The problem in Sinead's call for protection & my friend's story are the same: that women are somehow inciting the violence and oppression that exists in the world. And that if they just behaved as proper ladies (and covered up) they would be "protected".

This idea is sexist and exclusionary. The idea that she should be "protected" is bunk. It denies her agency and does nothing to challenge the reality that the world is dangerous in ways beyond the control or any one person (protector or protected). Protection and preventative measures only go so far and are only available to those who can afford them (whether the cost be in $ or in compliance to "ladyship"). When we live in a culture that perpetuates it all the time there is no way sure way to protect against being harmed by the violence of predatory and patriarchal exploitation.

I have more one smallish cut of beef about all of this. Why did this letter need to be open and public? In some sense Sinead's making public her disapproval for Miley's work creates a perfect beacon of faux-rightouesness for everyone who thinks that sex and sexual express is something women need to be protected from.

I find Miley's responses to Sinead deeply disrespectful and abusive in ways that are pretty fucking obvious.

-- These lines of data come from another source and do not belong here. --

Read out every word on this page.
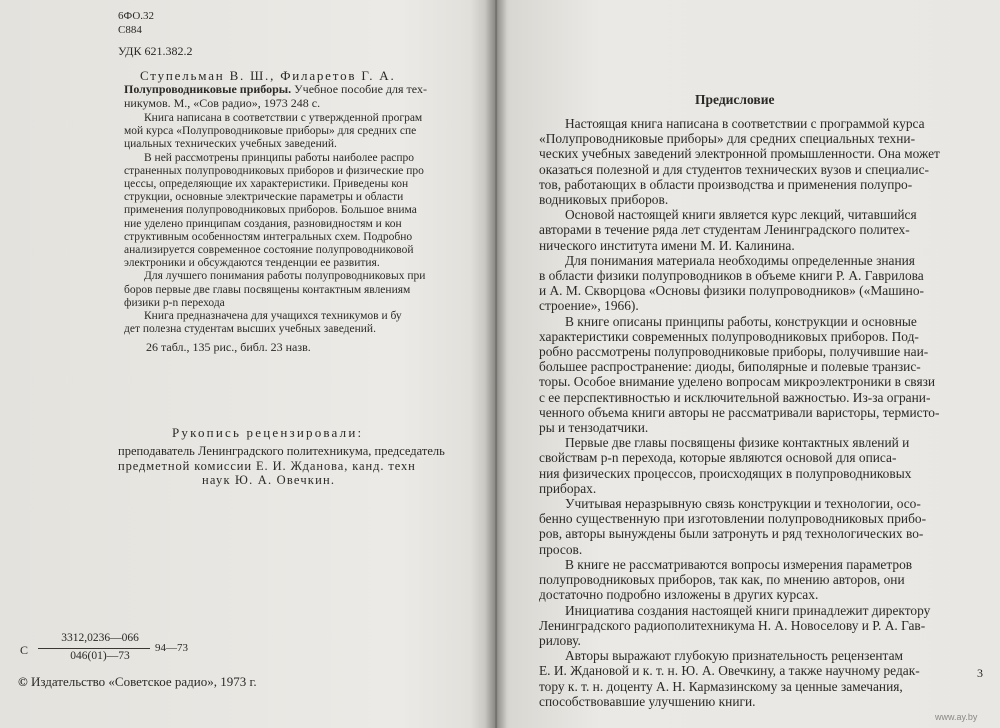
6ФО.32
С884
УДК 621.382.2
Ступельман В. Ш., Филаретов Г. А.
Полупроводниковые приборы. Учебное пособие для тех-
никумов. М., «Сов радио», 1973 248 с.
Книга написана в соответствии с утвержденной програм
мой курса «Полупроводниковые приборы» для средних спе
циальных технических учебных заведений.
В ней рассмотрены принципы работы наиболее распро
страненных полупроводниковых приборов и физические про
цессы, определяющие их характеристики. Приведены кон
струкции, основные электрические параметры и области
применения полупроводниковых приборов. Большое внима
ние уделено принципам создания, разновидностям и кон
структивным особенностям интегральных схем. Подробно
анализируется современное состояние полупроводниковой
электроники и обсуждаются тенденции ее развития.
Для лучшего понимания работы полупроводниковых при
боров первые две главы посвящены контактным явлениям
физики p-n перехода
Книга предназначена для учащихся техникумов и бу
дет полезна студентам высших учебных заведений.
26 табл., 135 рис., библ. 23 назв.
Рукопись рецензировали:
преподаватель Ленинградского политехникума, председатель
предметной комиссии Е. И. Жданова, канд. техн
наук Ю. А. Овечкин.
С
3312,0236—066
046(01)—73
94—73
© Издательство «Советское радио», 1973 г.
Предисловие
Настоящая книга написана в соответствии с программой курса
«Полупроводниковые приборы» для средних специальных техни-
ческих учебных заведений электронной промышленности. Она может
оказаться полезной и для студентов технических вузов и специалис-
тов, работающих в области производства и применения полупро-
водниковых приборов.
Основой настоящей книги является курс лекций, читавшийся
авторами в течение ряда лет студентам Ленинградского политех-
нического института имени М. И. Калинина.
Для понимания материала необходимы определенные знания
в области физики полупроводников в объеме книги Р. А. Гаврилова
и А. М. Скворцова «Основы физики полупроводников» («Машино-
строение», 1966).
В книге описаны принципы работы, конструкции и основные
характеристики современных полупроводниковых приборов. Под-
робно рассмотрены полупроводниковые приборы, получившие наи-
большее распространение: диоды, биполярные и полевые транзис-
торы. Особое внимание уделено вопросам микроэлектроники в связи
с ее перспективностью и исключительной важностью. Из-за ограни-
ченного объема книги авторы не рассматривали варисторы, термисто-
ры и тензодатчики.
Первые две главы посвящены физике контактных явлений и
свойствам p-n перехода, которые являются основой для описа-
ния физических процессов, происходящих в полупроводниковых
приборах.
Учитывая неразрывную связь конструкции и технологии, осо-
бенно существенную при изготовлении полупроводниковых прибо-
ров, авторы вынуждены были затронуть и ряд технологических во-
просов.
В книге не рассматриваются вопросы измерения параметров
полупроводниковых приборов, так как, по мнению авторов, они
достаточно подробно изложены в других курсах.
Инициатива создания настоящей книги принадлежит директору
Ленинградского радиополитехникума Н. А. Новоселову и Р. А. Гав-
рилову.
Авторы выражают глубокую признательность рецензентам
Е. И. Ждановой и к. т. н. Ю. А. Овечкину, а также научному редак-
тору к. т. н. доценту А. Н. Кармазинскому за ценные замечания,
способствовавшие улучшению книги.
3
www.ay.by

Just because I have some beefs with Sinead's letter and approach doesn't mean I think she need to be bullied by Cyrus and her supporters.

I know scarce little about Sinead's mental/emotional health and relationship to the music industry. I chose not to focus on those things in this piece. Many are defending Sinead's misstep on the bases of the trauma the music industry inflicted on her. And yes. Trauma is valid. Totally and completely. But victims and survivors of trauma don't get a special pass to shame/boss/save others who have had or are having similar experiences.

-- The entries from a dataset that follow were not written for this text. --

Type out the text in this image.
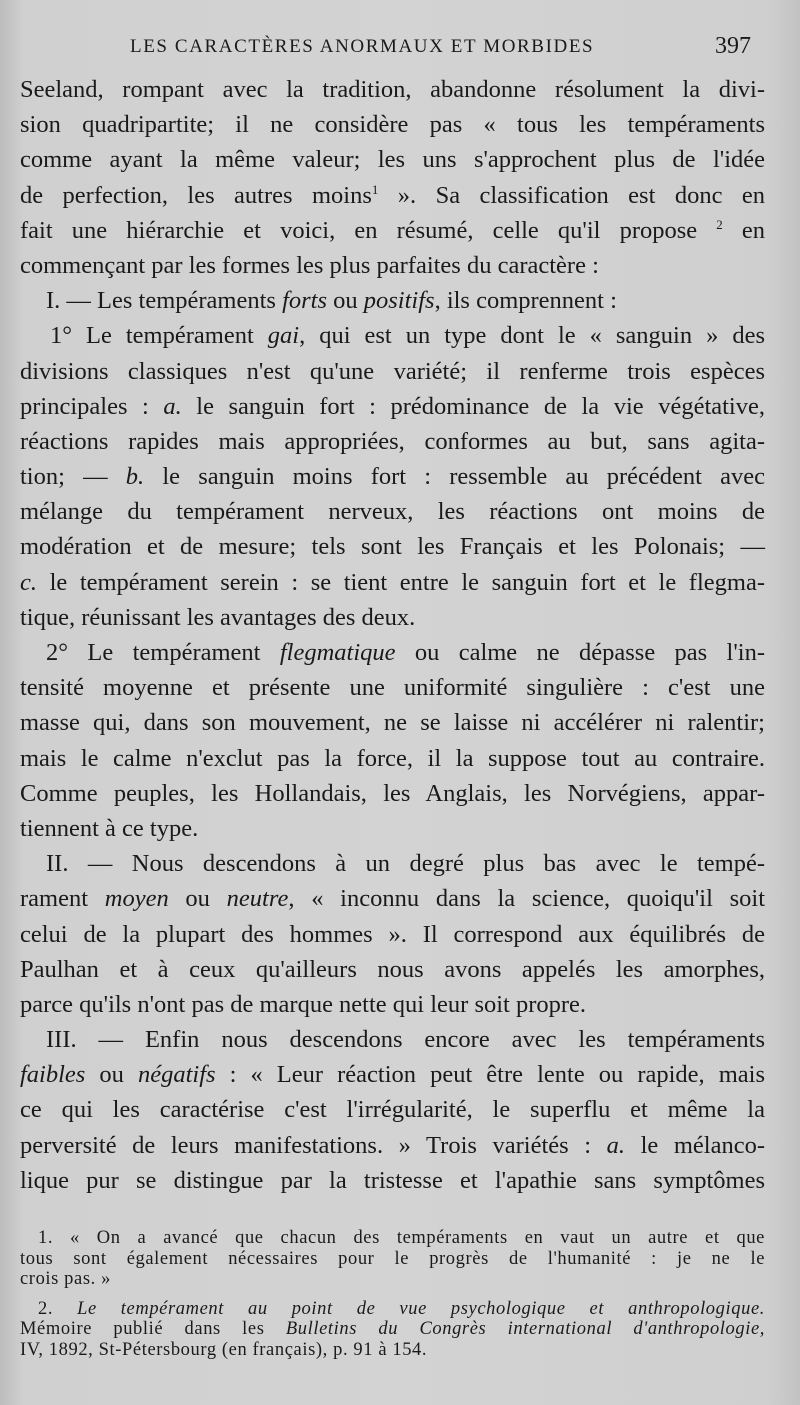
LES CARACTÈRES ANORMAUX ET MORBIDES	397
Seeland, rompant avec la tradition, abandonne résolument la divi-
sion quadripartite; il ne considère pas « tous les tempéraments
comme ayant la même valeur; les uns s'approchent plus de l'idée
de perfection, les autres moins$^1$ ». Sa classification est donc en
fait une hiérarchie et voici, en résumé, celle qu'il propose $^2$ en
commençant par les formes les plus parfaites du caractère :
I. — Les tempéraments forts ou positifs, ils comprennent :
1° Le tempérament gai, qui est un type dont le « sanguin » des
divisions classiques n'est qu'une variété; il renferme trois espèces
principales : a. le sanguin fort : prédominance de la vie végétative,
réactions rapides mais appropriées, conformes au but, sans agita-
tion; — b. le sanguin moins fort : ressemble au précédent avec
mélange du tempérament nerveux, les réactions ont moins de
modération et de mesure; tels sont les Français et les Polonais; —
c. le tempérament serein : se tient entre le sanguin fort et le flegma-
tique, réunissant les avantages des deux.
2° Le tempérament flegmatique ou calme ne dépasse pas l'in-
tensité moyenne et présente une uniformité singulière : c'est une
masse qui, dans son mouvement, ne se laisse ni accélérer ni ralentir;
mais le calme n'exclut pas la force, il la suppose tout au contraire.
Comme peuples, les Hollandais, les Anglais, les Norvégiens, appar-
tiennent à ce type.
II. — Nous descendons à un degré plus bas avec le tempé-
rament moyen ou neutre, « inconnu dans la science, quoiqu'il soit
celui de la plupart des hommes ». Il correspond aux équilibrés de
Paulhan et à ceux qu'ailleurs nous avons appelés les amorphes,
parce qu'ils n'ont pas de marque nette qui leur soit propre.
III. — Enfin nous descendons encore avec les tempéraments
faibles ou négatifs : « Leur réaction peut être lente ou rapide, mais
ce qui les caractérise c'est l'irrégularité, le superflu et même la
perversité de leurs manifestations. » Trois variétés : a. le mélanco-
lique pur se distingue par la tristesse et l'apathie sans symptômes
1. « On a avancé que chacun des tempéraments en vaut un autre et que
tous sont également nécessaires pour le progrès de l'humanité : je ne le
crois pas. »
2. Le tempérament au point de vue psychologique et anthropologique.
Mémoire publié dans les Bulletins du Congrès international d'anthropologie,
IV, 1892, St-Pétersbourg (en français), p. 91 à 154.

I understand that seeing people make choices that might hurt them in the long run is painful. And yes, speaking up in those instances can be life saving, but interventions like this can and must be done with complete respect for the agency of the people we are trying to reach. We can't think we can save them, or that we can know their experience better than they do.

The dismantling of the patriarchy will not be accomplished by ignoring the agency of others, using sex work as a specter of shame and/or calling for protection for some women. Real prevention and harm reduction starts when we require everyone to confront and take responsibility for the violence and oppression they either directly participate in or are complicity endorsing in themselves and their communities by not speaking up. None of us are exclusively victims or perpetrators. We are all uniquely harmed by and responsible for the oppressions that exist in this world.

Sinead fails to communicate this in her letter. Her derogatory use of "prostitution", her calling for Miley's protection, highlight the uncomfortable cultural tension between the confining roles that patriarchy allows women to inhabit: the whore or the (protected) virgin/lady.
Due to Sinead's unfortunate missteps her open letter ends up echoing the privileged anti-sex work activists blindly shouting "save yourself" at sex workers. It's well meant but deeply condescending, and full of impractical solutions to the symptoms of our larger condition of patriarchal and capitalist oppression.